Todd Park, US chief technology officer: Unleash the power of data. "There’s a lot of data in the vaults of Health & Human Services and its sister agencies. The approach we took at HHS was to convene a group of 40 leading minds in the technology and health care arenas, and we put a pile of data in the room and said, 'If you had this data, what would you do with it?' Over the course of about eight hours, they brainstormed different applications and services. At the end of the meeting, we challenged them to come to the first Health Datapalooza—90 days later—and see if they could actually build what they had just brainstormed. These innovators showed up 90 days later with more than 20 brand-new or upgraded products and services. The Datapalooza had two important effects. One, it inspired entrepreneurs and innovators to get involved. Two, it gave us ammunition to liberate more data."
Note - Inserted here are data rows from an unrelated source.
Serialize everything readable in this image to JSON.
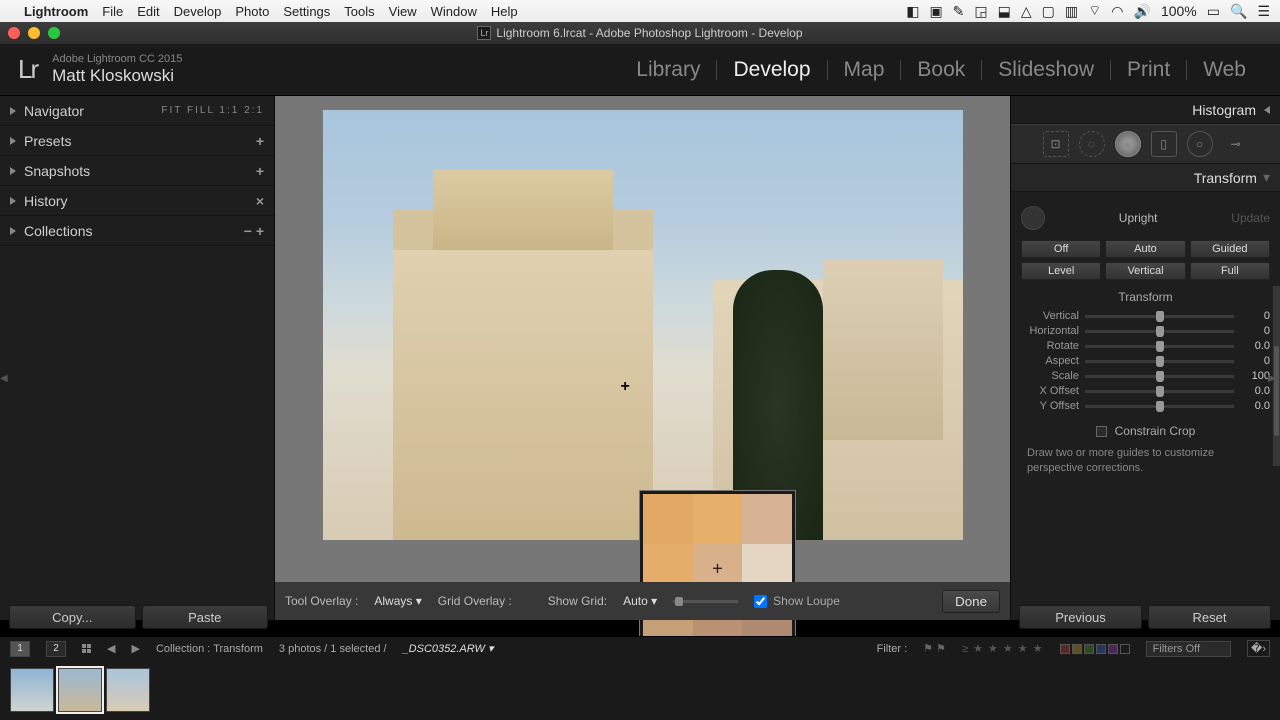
{
  "mac": {
    "app": "Lightroom",
    "menus": [
      "File",
      "Edit",
      "Develop",
      "Photo",
      "Settings",
      "Tools",
      "View",
      "Window",
      "Help"
    ],
    "battery": "100%",
    "apple_icon": "apple-icon"
  },
  "window": {
    "title": "Lightroom 6.lrcat - Adobe Photoshop Lightroom - Develop"
  },
  "identity": {
    "brand": "Adobe Lightroom CC 2015",
    "user": "Matt Kloskowski",
    "logo": "Lr"
  },
  "modules": [
    "Library",
    "Develop",
    "Map",
    "Book",
    "Slideshow",
    "Print",
    "Web"
  ],
  "active_module": "Develop",
  "left_panels": {
    "navigator": {
      "label": "Navigator",
      "modes": "FIT   FILL   1:1   2:1"
    },
    "items": [
      {
        "label": "Presets",
        "action": "+"
      },
      {
        "label": "Snapshots",
        "action": "+"
      },
      {
        "label": "History",
        "action": "×"
      },
      {
        "label": "Collections",
        "action": "−  +"
      }
    ]
  },
  "tool_opts": {
    "overlay_label": "Tool Overlay :",
    "overlay_value": "Always",
    "grid_label": "Grid Overlay :",
    "showgrid_label": "Show Grid:",
    "showgrid_value": "Auto",
    "loupe_label": "Show Loupe",
    "done": "Done"
  },
  "right": {
    "histogram": "Histogram",
    "transform_head": "Transform",
    "upright": "Upright",
    "update": "Update",
    "buttons_row1": [
      "Off",
      "Auto",
      "Guided"
    ],
    "buttons_row2": [
      "Level",
      "Vertical",
      "Full"
    ],
    "sub": "Transform",
    "sliders": [
      {
        "name": "Vertical",
        "val": "0"
      },
      {
        "name": "Horizontal",
        "val": "0"
      },
      {
        "name": "Rotate",
        "val": "0.0"
      },
      {
        "name": "Aspect",
        "val": "0"
      },
      {
        "name": "Scale",
        "val": "100"
      },
      {
        "name": "X Offset",
        "val": "0.0"
      },
      {
        "name": "Y Offset",
        "val": "0.0"
      }
    ],
    "constrain": "Constrain Crop",
    "help": "Draw two or more guides to customize perspective corrections."
  },
  "buttons": {
    "copy": "Copy...",
    "paste": "Paste",
    "previous": "Previous",
    "reset": "Reset"
  },
  "filterbar": {
    "pages": [
      "1",
      "2"
    ],
    "collection": "Collection : Transform",
    "count": "3 photos / 1 selected /",
    "file": "_DSC0352.ARW",
    "filter_label": "Filter :",
    "filters_off": "Filters Off"
  }
}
Tony Blair, former prime minister of the United Kingdom: Challenge the 'givens.' "The pace of change in the modern world is incredible, with the emergence of new powers, such as China, India, and Brazil; new technologies in communications, energy, and medicine; and new global challenges like climate change and the financial crisis. Only systemic change, as opposed to incremental or piecemeal reform, will allow government to keep pace in a rapidly changing world. And the only way you will achieve systemic change is if you are prepared to 'challenge the givens.' It’s very easy when you come into government to take the system as a given and then ask, 'How can we make it work more effectively?' Actually, what you very often have to do is to say, 'Let’s challenge that assumption; maybe the system doesn’t have to be like that.'

Diana Farrell, director in McKinsey's Washington DC, office: Get eeveryone's ideas. "In this effort, governments can draw heavily on the mission-driven mind-set of employees—a real comparative advantage for the public sector over the private sector. Too often leaders insufficiently tap into this valuable asset. And leaders can do far more to mine information on what is working elsewhere. International peers, often trying to solve exactly the same problems, provide invaluable road maps and lessons. Unlike the private sector, where companies spend millions of dollars trying to understand secret competitor strategies and replicate them, the public sector is an open environment, and thereby easier to mine for successful practices and lessons learned."
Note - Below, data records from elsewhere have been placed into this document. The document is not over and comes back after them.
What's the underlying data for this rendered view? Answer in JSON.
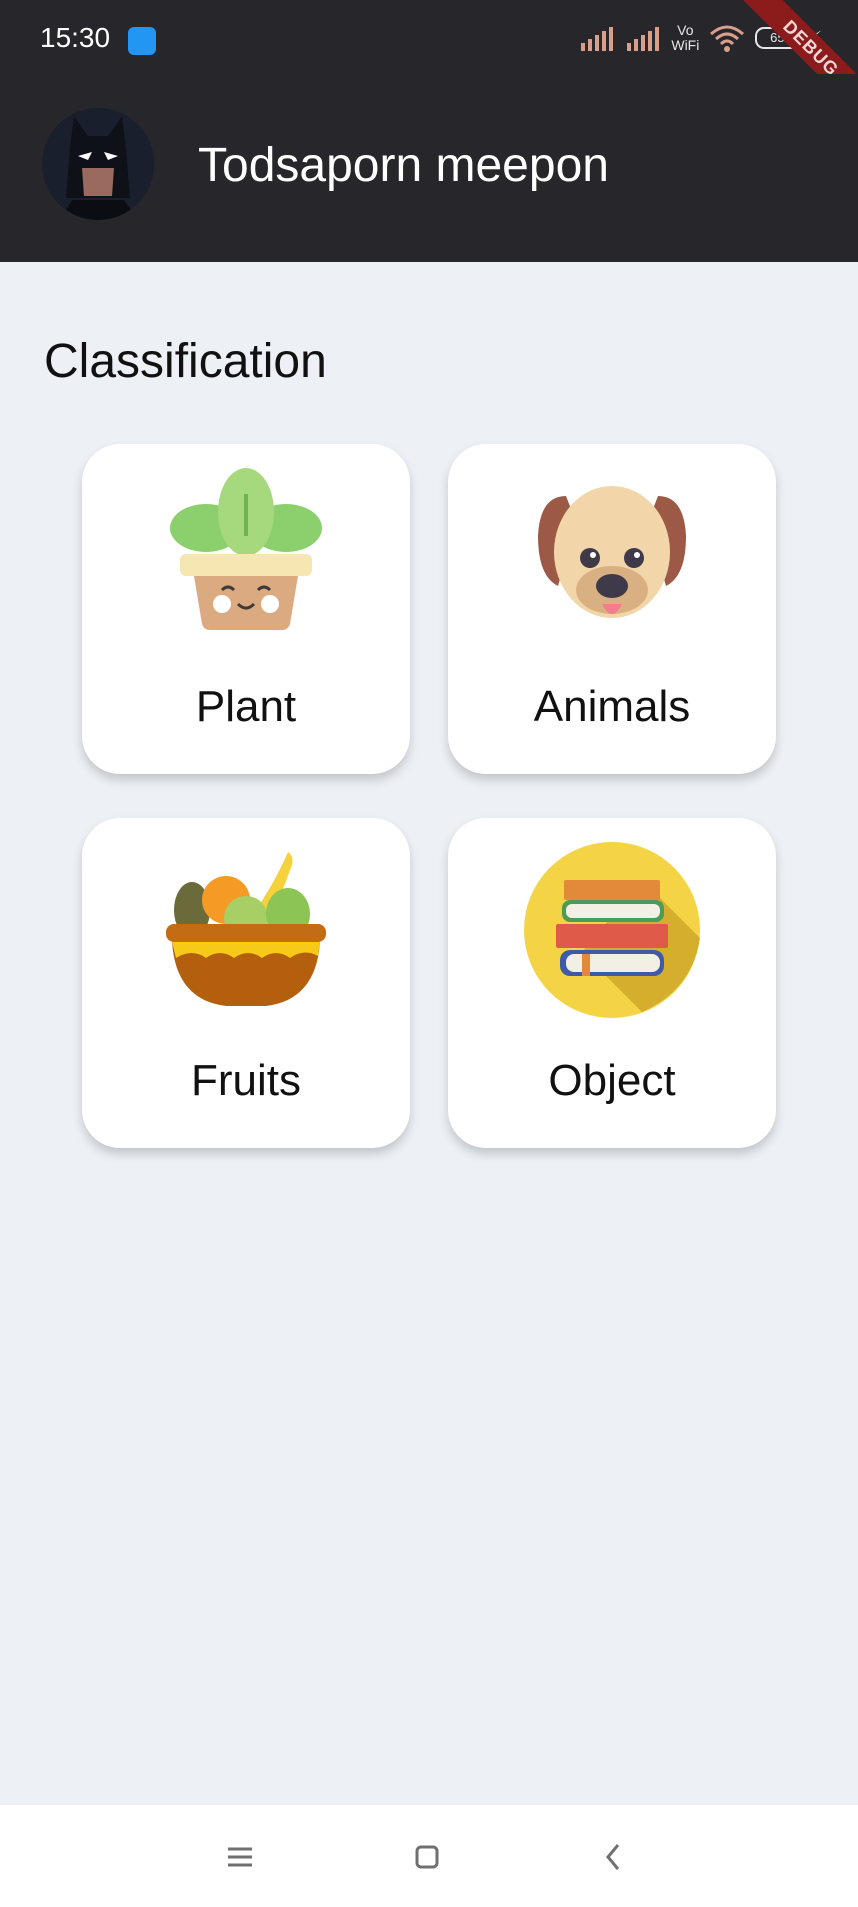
{
  "status_bar": {
    "time": "15:30",
    "vowifi_top": "Vo",
    "vowifi_bottom": "WiFi",
    "battery": "65",
    "debug_label": "DEBUG"
  },
  "app_bar": {
    "user_name": "Todsaporn meepon",
    "avatar_icon": "batman-avatar"
  },
  "main": {
    "section_title": "Classification",
    "categories": [
      {
        "label": "Plant",
        "icon": "potted-plant-icon"
      },
      {
        "label": "Animals",
        "icon": "dog-face-icon"
      },
      {
        "label": "Fruits",
        "icon": "fruit-basket-icon"
      },
      {
        "label": "Object",
        "icon": "books-icon"
      }
    ]
  },
  "colors": {
    "bar_background": "#26262b",
    "page_background": "#edf1f6",
    "card_background": "#ffffff",
    "debug_ribbon": "#8c1b1b"
  }
}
Peter Ho, senior adviser for the Centre for Strategic Futures in Singapore: Embrace resiliency in the face of complex problems. "Governments, like all large, hierarchical organizations, tend to optimize at the departmental level rather than at the organization level. In a complex operating environment, governments should be adaptive, emergent, and able to navigate situations characterized by multi-causality and ambiguity. It is not possible to prepare exhaustively for every contingency. Instead, a 'search and discover' approach should be adopted. In this regard, nonlinear methods like scenario planning, policy gaming (the civilian analogue of war-gaming), and horizon scanning (the process of detecting emerging trends, threats, and opportunities) should be part of the government toolbox."

Salman Kahn, founder, Kahn Academy: Embrace open, technology-delivered education. "The old model is based on pushing students together in age-group batches with one-pace-fits-all curricula and hoping they pick up something along the way. It isn’t clear that this was the best model 100 years ago; it certainly isn’t anymore. Technology has the power to free us from those limitations, to make education far more portable, flexible, and personal; to foster initiative and individual responsibility; to restore the treasure-hunt excitement to the process of learning. Technology offers another potential benefit as well: the Internet can make education far, far more accessible, so knowledge and opportunity can be more broadly and equitably shared."